Today one of my co-workers aptly said “this design process is about learning how to decide where to use your time.” The first part of that decision comes in finding “needs.” The design process he was talking about is the “Biodesign” course here at Stanford University that we (a team of two physicians and two engineers) are using to design medical devices.
In our first month my team members and I did a small design project, which I wrote about in my last post. Now in our second month, we traveled around Stanford Hospital and clinics looking for real clinical opportunities: issues that affect patients, physicians and the hospital as a whole. These are often, but not exclusively, medical problems. They’re problems that have a partial solution or no solution at all. My favorite are what we termed the “Geez needs” — when the practitioner says “geez” because they’re unhappy about a problem or about the solution that they use to solve the problem.
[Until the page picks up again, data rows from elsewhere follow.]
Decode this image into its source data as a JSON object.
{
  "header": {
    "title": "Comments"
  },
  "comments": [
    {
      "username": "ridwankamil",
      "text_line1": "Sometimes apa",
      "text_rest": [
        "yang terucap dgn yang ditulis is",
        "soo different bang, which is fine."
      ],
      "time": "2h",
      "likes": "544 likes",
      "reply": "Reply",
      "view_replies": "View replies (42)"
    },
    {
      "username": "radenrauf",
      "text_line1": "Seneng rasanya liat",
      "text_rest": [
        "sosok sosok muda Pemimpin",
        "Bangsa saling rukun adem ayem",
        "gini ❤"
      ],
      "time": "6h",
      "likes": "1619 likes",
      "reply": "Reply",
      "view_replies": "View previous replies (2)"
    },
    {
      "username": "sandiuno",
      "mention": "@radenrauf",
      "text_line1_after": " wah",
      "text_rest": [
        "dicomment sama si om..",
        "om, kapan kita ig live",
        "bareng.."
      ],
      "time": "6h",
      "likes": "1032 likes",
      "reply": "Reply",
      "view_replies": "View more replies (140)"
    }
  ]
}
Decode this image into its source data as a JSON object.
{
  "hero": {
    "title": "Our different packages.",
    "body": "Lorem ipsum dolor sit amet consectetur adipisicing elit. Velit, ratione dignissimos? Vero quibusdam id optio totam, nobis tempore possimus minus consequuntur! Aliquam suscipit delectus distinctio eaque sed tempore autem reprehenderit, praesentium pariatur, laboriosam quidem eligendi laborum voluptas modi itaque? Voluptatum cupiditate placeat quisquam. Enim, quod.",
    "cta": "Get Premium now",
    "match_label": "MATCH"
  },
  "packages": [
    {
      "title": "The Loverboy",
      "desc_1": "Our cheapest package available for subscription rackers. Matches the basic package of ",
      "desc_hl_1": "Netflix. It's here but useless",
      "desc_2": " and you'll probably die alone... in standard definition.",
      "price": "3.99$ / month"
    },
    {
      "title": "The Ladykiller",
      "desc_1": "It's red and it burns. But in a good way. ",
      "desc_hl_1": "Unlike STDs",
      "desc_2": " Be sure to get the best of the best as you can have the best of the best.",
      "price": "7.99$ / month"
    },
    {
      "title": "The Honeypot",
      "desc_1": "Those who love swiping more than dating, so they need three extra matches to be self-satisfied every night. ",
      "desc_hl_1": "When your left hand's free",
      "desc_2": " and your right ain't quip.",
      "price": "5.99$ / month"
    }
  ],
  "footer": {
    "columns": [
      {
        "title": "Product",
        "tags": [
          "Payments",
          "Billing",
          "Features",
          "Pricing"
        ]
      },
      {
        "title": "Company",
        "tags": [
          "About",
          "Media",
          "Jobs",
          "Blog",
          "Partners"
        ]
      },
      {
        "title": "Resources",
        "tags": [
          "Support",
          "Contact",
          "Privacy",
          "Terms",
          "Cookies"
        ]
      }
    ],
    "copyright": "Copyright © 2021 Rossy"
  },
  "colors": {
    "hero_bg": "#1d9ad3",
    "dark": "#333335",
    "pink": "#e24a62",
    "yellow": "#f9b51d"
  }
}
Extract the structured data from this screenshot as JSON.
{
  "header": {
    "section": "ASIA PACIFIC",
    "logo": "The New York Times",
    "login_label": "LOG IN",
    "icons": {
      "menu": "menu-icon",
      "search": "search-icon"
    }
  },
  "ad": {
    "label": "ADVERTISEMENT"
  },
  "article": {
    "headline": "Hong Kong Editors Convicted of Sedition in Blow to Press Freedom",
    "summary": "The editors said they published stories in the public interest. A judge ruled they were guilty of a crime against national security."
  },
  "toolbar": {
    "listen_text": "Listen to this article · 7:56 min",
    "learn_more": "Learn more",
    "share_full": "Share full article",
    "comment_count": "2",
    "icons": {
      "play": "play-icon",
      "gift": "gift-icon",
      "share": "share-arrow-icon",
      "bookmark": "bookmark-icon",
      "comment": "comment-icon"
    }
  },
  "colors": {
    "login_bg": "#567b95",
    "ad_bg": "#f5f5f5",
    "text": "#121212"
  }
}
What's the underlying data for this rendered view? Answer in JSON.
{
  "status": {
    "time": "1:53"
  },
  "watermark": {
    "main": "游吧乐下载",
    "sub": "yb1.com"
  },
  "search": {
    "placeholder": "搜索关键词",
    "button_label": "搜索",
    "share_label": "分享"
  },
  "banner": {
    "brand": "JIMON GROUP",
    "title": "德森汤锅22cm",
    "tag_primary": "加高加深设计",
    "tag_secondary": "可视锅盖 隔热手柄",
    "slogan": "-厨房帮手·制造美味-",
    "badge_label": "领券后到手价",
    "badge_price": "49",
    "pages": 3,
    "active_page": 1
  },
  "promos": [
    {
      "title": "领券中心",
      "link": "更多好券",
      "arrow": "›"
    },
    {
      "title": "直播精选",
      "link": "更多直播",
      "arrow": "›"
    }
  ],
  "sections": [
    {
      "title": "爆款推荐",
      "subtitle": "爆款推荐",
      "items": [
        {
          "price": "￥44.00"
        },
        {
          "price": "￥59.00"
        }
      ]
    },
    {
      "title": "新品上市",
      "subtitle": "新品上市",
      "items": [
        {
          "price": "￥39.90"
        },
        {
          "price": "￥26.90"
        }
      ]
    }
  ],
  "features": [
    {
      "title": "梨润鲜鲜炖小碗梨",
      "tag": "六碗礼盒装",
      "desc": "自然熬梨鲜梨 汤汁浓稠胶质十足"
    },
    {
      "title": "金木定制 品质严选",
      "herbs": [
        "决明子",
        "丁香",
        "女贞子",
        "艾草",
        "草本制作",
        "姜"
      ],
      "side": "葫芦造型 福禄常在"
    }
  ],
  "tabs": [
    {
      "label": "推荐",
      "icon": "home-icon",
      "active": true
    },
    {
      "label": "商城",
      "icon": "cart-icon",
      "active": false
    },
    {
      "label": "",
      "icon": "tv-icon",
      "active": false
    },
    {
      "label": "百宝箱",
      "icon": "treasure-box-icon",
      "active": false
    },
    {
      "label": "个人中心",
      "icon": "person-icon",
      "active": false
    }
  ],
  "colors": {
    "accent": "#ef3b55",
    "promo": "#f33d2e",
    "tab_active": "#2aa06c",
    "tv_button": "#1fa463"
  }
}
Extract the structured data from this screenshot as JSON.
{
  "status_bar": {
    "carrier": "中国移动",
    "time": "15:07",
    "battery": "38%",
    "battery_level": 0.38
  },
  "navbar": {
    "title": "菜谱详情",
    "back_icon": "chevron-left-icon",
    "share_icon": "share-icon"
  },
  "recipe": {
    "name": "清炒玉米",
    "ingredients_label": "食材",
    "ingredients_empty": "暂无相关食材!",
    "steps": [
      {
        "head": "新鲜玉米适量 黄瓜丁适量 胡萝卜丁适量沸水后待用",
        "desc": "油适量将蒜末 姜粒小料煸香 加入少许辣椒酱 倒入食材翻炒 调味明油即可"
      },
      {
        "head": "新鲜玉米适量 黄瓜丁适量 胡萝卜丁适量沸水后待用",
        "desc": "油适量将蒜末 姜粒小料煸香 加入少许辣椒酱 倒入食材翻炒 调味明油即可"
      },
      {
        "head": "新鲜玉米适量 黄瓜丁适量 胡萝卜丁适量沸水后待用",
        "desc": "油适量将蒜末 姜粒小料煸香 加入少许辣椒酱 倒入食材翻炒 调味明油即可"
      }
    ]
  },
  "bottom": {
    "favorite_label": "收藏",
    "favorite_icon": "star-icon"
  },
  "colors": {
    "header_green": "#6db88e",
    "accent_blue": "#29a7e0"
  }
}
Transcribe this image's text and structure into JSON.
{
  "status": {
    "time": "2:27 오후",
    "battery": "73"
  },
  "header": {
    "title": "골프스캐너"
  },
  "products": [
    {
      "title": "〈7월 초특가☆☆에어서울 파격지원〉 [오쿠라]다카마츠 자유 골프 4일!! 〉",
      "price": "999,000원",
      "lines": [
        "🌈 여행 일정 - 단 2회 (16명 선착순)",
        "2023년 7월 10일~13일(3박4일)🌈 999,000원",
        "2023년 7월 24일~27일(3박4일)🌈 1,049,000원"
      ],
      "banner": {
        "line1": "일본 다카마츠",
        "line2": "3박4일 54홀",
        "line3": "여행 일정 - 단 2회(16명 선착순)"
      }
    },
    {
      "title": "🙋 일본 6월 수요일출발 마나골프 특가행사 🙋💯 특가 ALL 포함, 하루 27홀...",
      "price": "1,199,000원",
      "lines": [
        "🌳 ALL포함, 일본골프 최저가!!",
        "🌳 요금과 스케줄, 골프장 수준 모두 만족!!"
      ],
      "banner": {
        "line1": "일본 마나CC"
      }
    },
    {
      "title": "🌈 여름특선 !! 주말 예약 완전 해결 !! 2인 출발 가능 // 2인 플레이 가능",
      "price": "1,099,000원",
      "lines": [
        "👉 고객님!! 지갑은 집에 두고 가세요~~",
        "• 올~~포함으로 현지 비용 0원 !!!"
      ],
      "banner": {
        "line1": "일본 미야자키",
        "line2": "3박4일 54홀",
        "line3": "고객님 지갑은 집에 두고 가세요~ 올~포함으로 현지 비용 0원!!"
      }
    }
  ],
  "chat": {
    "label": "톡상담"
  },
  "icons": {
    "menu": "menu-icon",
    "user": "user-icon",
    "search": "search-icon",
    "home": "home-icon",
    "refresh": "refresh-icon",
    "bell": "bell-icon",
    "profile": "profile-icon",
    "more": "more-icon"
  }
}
Why are we looking for problems? And why is this one of the most important parts of what we’re doing all year? Because, I learned, one should assume that very smart people have thought of most things that you, or any other innovator, has thought of. In such an environment, you’re only chance of having a truly unique solution is if you develop a truly unique way of looking at the problem. This new perspective is why non-physicians like me are so important to an innovation team.
So, we were on a problem hunt. And we started where the problems happen: the hospital operating rooms, and more importantly, its clinics. We came up with 360 “needs statements.” These statements identify the opportunity and space in which we want to innovate. The statements are simple. They are like mad-libs: a fill-in-the-blank story. The statement starts with “A way to” followed by a verb, which is generally “increase”, “decrease” or “prevent”. Next, you specify the complication (disease) you are trying to address, and finish with the (patient) population that your solution, if you ever get to one, will affect. For example, “A way to prevent excess skin formation after rapid weight loss in patients who undergo bariatric surgery.”
You can go “up the needs tree” to a superseding need that will eliminate the need you had identified, such as “A way to create slower, more controlled weight loss in obese patients.” Alternatively, you can go down the needs tree to a more incremental need that is less complicated, such as “A way to reduce the scarring associated with excess skin removal.” As we found out later, the need itself is not sacred; the need should be in a constant state of flux as you learn more about the problem.
We spent one month in the hospital and identified 360 opportunities for improvement, while missing many others. We then had to prioritize and decide where we want to spend our time. For the first cut we eliminated opportunities we had no interest in. That took us to about 130 needs. Then we went to more objective measures. We researched numbers for the market size associated with each problem and determined the impact we would have on any given patient if we solved the problem, grading the impact between one and five. Finally, we tried to determine if the solution to the problem was an incremental innovation, a blue-sky innovation, or an innovation that was mixed (not super simple, but not crazy hard). From this we pulled out our top 50.
Presently, we are looking into the top 50 in a much more thorough way. We are investigating the disease, market and stakeholders in more depth. We are researching the current solutions to the problem and the emerging technologies. We are attempting to answer what is likely the true determinant for achieving success: do we have a different way of looking at the problem?
The moral of this month: problems, and therefore opportunities, are abundant. The key is to identify a new way of looking at the problem.
Again, questions or comments welcome! I am a student on this journey, so I’d love your insight.